7=yaşayamam

8 1 80
                                    

Asteroit, parçalarına yavaş yavaş ayrılırken mezosferi geçmiş; stratosfere giriş yapmıştı fakat bu parçalanmaları, çarpmasını engelleyebilecek değildi.

Son altı dakika kalmıştı.

Sessizdi. Kuşlar bile sinirliydi bugün de susmuşlardı.

Jongseob ise endişeliydi. Arkadaşları her ne kadar yanında durmayı teklif etse de onlara gitmelerini söylemiş ve Jiung'un yanına gelmişti tekrardan. Jiung ise öncekinden farksız kır çiçeklerinin olduğu yerde oturuyordu. Jongseob'un aksine çok sakindi.

"Jiung? Aklına bir şey geldi mi? Ne yapacağız?"

"Endişelenme Jongseob. Siz kurtulacaksınız zaten."

"Sorun da bu ya. Sen kurtulamayacaksın. Ne yapacağım?" derken elleri saçlarında çıldırmış gibi Jiung'un etrafında dönüyordu.

Jiung, Jongseob elini saçlarından indirdiği anda kendi eliyle yakalamış ve yanına oturmasını sağlamıştı. Jongseob bununla sadece dolu gözleriyle Jiung'a bakmıştı.

"Yapabileceğimiz bir şey yok. O yüzden son dakikalarımı yanında geçirmeme izin ver."

"Seni kurtarmanın bir yolu olmalı."

Jiung, "Ben de isterdim ama yo-" diyecekken Jongseob aklına bir fikir geldiği için Jiung'un dudaklarına susması için elini koymuştu.

Jongseob, "Buldum! Nasıl daha önce aklıma gelmedi ki? Seni yukarı taşıyalım. Bulutlarda tutalım." diye hızlı hızlı açıklarken elini Jiung'un dudaklarından çekmiş ve gözlerinden yaşlar akarken konuşmaya devam etmeye çalışmıştı.

Jiung, yanındaki bedene sıkıca sarılırken tuttuğu gözyaşlarını bırakmıştı. "Orada yaşayamam, biliyorsun." derken çaresizliğin sonundaydı çünkü artık sessizlikten eser yoktu.
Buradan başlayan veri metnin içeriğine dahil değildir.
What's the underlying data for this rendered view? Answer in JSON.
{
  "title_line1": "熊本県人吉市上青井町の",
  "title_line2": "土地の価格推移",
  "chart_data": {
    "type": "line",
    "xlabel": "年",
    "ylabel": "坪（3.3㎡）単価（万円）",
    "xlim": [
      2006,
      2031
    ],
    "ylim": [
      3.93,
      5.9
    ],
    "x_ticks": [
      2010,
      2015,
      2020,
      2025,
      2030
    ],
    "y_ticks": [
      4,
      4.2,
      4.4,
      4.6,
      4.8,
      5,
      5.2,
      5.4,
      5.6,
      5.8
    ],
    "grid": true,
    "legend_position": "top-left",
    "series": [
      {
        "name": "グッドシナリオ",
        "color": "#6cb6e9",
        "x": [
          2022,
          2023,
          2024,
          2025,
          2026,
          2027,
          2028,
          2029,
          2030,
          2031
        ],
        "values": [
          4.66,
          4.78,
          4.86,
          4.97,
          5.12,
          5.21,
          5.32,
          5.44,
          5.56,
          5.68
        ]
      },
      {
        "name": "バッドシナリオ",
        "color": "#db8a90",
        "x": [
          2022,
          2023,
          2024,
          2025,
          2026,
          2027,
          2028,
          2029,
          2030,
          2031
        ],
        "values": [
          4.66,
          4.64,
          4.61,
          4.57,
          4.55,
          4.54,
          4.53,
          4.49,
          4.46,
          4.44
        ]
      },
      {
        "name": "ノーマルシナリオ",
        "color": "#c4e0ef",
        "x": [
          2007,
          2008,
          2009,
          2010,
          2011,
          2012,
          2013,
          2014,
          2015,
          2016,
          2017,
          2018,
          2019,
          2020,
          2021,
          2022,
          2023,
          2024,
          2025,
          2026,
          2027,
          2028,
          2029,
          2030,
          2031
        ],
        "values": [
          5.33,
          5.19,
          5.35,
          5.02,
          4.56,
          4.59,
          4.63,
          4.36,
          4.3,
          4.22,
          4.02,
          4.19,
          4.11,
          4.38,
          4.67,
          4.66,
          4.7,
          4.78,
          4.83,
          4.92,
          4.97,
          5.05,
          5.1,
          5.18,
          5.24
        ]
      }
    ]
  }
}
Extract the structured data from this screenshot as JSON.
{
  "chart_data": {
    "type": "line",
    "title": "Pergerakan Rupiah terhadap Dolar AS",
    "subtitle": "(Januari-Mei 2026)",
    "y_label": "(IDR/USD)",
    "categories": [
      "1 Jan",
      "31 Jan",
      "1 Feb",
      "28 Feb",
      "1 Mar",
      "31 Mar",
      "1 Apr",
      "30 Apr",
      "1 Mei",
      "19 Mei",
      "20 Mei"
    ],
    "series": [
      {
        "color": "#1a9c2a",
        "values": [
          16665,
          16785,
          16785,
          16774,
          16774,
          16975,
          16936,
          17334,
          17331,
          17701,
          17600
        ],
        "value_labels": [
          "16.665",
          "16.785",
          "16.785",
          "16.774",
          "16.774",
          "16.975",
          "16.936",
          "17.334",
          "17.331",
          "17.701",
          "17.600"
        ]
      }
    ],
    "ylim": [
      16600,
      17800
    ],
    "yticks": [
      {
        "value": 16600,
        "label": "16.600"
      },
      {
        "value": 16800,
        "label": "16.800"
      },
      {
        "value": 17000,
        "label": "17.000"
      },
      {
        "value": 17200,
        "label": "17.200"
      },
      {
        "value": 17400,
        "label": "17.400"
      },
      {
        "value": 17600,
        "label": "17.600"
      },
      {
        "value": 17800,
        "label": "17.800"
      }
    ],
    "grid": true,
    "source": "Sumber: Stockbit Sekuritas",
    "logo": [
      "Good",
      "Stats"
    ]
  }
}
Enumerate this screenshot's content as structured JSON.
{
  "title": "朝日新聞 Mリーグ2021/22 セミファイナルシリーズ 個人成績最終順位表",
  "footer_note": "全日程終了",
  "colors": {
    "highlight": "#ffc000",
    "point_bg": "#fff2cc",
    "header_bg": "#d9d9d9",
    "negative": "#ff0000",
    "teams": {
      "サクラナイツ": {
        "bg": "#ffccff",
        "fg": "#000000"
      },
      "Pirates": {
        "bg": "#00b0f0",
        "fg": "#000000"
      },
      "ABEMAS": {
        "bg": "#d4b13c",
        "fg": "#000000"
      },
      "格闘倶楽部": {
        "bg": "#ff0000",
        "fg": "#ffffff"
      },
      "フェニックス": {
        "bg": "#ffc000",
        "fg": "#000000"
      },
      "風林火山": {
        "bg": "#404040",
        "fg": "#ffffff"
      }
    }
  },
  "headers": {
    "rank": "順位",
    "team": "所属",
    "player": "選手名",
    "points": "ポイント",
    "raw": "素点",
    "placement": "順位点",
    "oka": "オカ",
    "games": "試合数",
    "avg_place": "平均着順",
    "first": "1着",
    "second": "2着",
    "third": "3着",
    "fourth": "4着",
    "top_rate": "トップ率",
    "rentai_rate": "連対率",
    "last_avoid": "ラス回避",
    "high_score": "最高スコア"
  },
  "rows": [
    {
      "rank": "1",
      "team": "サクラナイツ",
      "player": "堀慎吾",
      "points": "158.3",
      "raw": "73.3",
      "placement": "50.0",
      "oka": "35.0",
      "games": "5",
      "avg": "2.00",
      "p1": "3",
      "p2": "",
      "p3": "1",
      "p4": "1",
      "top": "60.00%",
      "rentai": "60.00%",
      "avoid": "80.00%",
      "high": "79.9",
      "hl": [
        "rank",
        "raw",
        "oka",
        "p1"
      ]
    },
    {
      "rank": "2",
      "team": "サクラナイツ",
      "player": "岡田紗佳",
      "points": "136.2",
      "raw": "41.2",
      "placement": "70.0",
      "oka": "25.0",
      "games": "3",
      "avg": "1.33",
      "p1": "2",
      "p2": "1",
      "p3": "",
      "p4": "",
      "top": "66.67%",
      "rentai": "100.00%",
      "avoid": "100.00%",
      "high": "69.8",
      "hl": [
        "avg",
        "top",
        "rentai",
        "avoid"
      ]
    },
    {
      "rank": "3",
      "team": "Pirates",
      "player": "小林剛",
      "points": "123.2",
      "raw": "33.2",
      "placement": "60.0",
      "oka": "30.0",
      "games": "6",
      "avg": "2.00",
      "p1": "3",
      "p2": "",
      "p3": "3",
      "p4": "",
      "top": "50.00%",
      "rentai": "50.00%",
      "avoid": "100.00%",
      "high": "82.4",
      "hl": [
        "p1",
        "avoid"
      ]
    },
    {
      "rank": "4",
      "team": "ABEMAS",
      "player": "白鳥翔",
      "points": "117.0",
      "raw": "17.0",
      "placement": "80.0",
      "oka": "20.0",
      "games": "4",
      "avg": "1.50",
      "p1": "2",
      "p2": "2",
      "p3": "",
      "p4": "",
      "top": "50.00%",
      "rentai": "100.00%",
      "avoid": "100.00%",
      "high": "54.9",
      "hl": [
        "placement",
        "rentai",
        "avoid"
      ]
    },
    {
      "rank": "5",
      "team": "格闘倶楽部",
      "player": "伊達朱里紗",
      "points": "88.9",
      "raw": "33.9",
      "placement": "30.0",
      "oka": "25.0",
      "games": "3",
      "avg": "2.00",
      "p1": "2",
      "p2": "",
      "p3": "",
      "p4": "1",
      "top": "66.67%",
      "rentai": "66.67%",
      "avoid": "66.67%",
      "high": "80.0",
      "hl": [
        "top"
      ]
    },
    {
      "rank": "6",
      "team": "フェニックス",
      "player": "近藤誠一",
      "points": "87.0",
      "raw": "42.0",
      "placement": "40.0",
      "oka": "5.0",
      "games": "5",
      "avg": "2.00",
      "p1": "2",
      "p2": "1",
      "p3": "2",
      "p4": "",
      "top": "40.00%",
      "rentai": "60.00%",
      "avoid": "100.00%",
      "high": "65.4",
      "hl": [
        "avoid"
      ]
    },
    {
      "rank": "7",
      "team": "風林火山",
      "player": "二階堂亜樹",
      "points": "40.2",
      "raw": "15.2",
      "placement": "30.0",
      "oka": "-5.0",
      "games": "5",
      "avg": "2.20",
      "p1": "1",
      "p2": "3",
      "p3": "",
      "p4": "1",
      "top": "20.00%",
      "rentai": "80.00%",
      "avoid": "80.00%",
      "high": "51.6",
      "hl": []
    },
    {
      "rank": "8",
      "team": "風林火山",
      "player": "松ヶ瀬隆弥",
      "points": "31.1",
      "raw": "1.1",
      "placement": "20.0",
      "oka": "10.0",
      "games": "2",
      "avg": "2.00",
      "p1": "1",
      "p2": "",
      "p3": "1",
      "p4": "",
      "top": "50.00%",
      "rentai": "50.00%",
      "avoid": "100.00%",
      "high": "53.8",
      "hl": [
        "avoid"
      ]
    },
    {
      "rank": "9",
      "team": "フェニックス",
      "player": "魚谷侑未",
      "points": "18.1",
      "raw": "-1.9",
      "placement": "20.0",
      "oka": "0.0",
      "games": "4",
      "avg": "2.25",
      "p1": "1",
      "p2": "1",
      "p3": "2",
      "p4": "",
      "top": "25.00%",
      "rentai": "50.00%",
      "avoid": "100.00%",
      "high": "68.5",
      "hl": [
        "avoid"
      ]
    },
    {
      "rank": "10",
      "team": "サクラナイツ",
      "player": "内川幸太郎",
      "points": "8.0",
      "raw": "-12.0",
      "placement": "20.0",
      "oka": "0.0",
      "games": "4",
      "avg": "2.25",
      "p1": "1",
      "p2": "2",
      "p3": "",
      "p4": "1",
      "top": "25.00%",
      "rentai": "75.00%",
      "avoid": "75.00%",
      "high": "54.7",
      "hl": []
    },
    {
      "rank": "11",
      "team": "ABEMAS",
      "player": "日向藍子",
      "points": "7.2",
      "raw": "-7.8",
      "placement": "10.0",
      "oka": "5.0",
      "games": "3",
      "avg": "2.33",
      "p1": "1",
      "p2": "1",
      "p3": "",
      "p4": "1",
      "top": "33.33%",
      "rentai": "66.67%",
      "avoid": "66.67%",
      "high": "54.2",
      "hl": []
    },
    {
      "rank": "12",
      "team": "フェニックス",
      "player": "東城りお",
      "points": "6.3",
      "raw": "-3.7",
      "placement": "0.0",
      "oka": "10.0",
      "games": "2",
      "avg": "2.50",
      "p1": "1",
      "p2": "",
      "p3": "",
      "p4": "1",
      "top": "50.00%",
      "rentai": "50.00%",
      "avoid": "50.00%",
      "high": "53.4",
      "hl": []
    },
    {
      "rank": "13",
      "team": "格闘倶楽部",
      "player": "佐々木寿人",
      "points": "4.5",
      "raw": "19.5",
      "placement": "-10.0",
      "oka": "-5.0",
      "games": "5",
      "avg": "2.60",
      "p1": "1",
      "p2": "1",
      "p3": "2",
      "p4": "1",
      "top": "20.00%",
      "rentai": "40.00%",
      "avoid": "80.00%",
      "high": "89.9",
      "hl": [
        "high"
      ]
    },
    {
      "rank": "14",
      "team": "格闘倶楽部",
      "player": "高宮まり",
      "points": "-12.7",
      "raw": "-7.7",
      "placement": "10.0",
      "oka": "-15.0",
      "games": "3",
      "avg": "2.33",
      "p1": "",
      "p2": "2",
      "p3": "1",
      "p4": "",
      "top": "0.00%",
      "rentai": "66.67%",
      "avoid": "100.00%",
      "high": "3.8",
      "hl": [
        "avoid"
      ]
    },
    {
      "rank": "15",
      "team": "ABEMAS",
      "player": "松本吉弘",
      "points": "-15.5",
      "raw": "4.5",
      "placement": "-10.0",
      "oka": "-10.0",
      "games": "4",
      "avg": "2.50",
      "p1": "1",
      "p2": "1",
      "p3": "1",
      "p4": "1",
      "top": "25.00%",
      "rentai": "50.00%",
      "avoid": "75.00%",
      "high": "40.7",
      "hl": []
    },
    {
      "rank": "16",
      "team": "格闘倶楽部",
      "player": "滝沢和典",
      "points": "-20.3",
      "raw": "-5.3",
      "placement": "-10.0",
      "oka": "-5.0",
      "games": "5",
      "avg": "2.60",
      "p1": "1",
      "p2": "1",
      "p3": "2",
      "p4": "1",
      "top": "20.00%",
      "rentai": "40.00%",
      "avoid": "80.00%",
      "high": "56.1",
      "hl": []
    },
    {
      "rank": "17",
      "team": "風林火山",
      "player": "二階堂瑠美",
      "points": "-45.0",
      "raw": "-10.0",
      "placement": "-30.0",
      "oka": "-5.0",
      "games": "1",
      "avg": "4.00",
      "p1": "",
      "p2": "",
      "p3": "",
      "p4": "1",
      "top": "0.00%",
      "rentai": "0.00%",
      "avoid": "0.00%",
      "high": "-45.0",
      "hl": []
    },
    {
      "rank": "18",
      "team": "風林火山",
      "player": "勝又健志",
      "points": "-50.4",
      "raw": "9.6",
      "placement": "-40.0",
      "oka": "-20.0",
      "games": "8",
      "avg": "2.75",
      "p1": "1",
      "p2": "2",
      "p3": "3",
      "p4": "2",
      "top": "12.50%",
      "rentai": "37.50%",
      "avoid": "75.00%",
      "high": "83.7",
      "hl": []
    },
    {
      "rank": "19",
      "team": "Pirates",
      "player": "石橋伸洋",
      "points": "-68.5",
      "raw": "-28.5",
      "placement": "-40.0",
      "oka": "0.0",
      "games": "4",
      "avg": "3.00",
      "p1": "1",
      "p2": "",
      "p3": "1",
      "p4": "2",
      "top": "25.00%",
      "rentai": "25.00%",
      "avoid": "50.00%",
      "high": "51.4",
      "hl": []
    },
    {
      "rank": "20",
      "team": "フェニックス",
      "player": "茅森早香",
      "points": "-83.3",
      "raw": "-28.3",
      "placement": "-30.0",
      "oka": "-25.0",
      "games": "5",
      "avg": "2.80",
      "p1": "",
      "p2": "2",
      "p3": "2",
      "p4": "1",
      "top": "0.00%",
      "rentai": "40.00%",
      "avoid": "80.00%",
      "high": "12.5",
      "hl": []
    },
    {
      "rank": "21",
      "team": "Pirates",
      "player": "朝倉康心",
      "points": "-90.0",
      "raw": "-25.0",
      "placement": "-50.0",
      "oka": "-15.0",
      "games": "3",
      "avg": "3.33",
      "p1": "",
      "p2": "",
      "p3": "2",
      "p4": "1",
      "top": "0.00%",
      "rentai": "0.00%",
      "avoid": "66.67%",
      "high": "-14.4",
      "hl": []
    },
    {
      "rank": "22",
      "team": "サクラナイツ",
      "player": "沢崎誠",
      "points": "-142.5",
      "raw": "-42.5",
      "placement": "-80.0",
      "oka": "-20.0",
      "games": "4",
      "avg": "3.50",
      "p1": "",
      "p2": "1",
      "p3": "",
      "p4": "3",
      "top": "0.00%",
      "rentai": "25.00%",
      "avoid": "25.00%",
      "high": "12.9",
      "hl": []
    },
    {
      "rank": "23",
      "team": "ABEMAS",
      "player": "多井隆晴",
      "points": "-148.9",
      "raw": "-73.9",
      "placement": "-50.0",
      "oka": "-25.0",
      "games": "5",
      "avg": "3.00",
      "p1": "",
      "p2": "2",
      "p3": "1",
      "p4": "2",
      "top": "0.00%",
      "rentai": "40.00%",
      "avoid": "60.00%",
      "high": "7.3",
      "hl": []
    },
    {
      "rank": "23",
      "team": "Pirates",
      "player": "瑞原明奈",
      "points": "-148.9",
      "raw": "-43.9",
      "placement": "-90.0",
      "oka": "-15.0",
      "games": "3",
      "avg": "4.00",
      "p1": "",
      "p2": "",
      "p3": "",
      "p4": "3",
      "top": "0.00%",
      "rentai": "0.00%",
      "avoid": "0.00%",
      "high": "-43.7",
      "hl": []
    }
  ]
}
Çığlıklar her yerdeydi, en çok da ikilinin kulaklarındaydı.

"Seni bırakmak istemiyorum." derken kollarını -Jiung'un da kendisine yaptığı gibi- Jiung'un belinde birleştirmişti.

"Yeniden gelicem." dedi Jiung, Jongseob'un kulağına fısıldarken. Aslında korkuyordu, hem de çok korkuyordu fakat Jongseob'u üzgün başına bırakmak istemiyordu.

Jiung, "Görücem." dedi tekrardan titreyen sesiyle. "Bir dahakine yaşamak nedir öğrenicem." diye devam ederken Jongseob'un yanağına dudaklarını sürttü.

Jongseob kollarını istemeden iyice sıklaştırırken "Hoşuna gitmezse?.." diye sormuştu. Yanağında hissettiği baskıların kaybolmamasını dilerken gözlerini kaybolur korkusuyla açamıyordu.

"Hoşuma gitmezse sövücem."

Jongseob aldığı cevapla dudaklarını birleştirirken tuzlu su taneleri ikisinin de hareketlerini kolaylaştırıyordu.

"Beraber yaşayalım." dedi Jongseob alnını Jiung'un omzuna yaslarken.

"Olmaz."

"Olur."

Sessizlik olduğunda ikisinin de zıtlaşmaya takati kalmadığı ortadaydı.

"Jongseob... Sen, tükenmeyen bir kalem; bense bir silgi. Ne senin mürekkebin silinebilir ne de ben bir şeyler çizebilirim artık. Gitmelisin..."

"İstemiyorum."

"Ben de beni ölü olarak görmeni istemiyorum. Arkadaşlarının yanın git, hadi. Seni seviyorum.

"Ben de seni seviyorum." derken zorlukla Jiung'dan ayırdı bedenini ve göletteki sulara karıştı.

Tam da bu sırada asteroit de yeryüzüne çakılmıştı.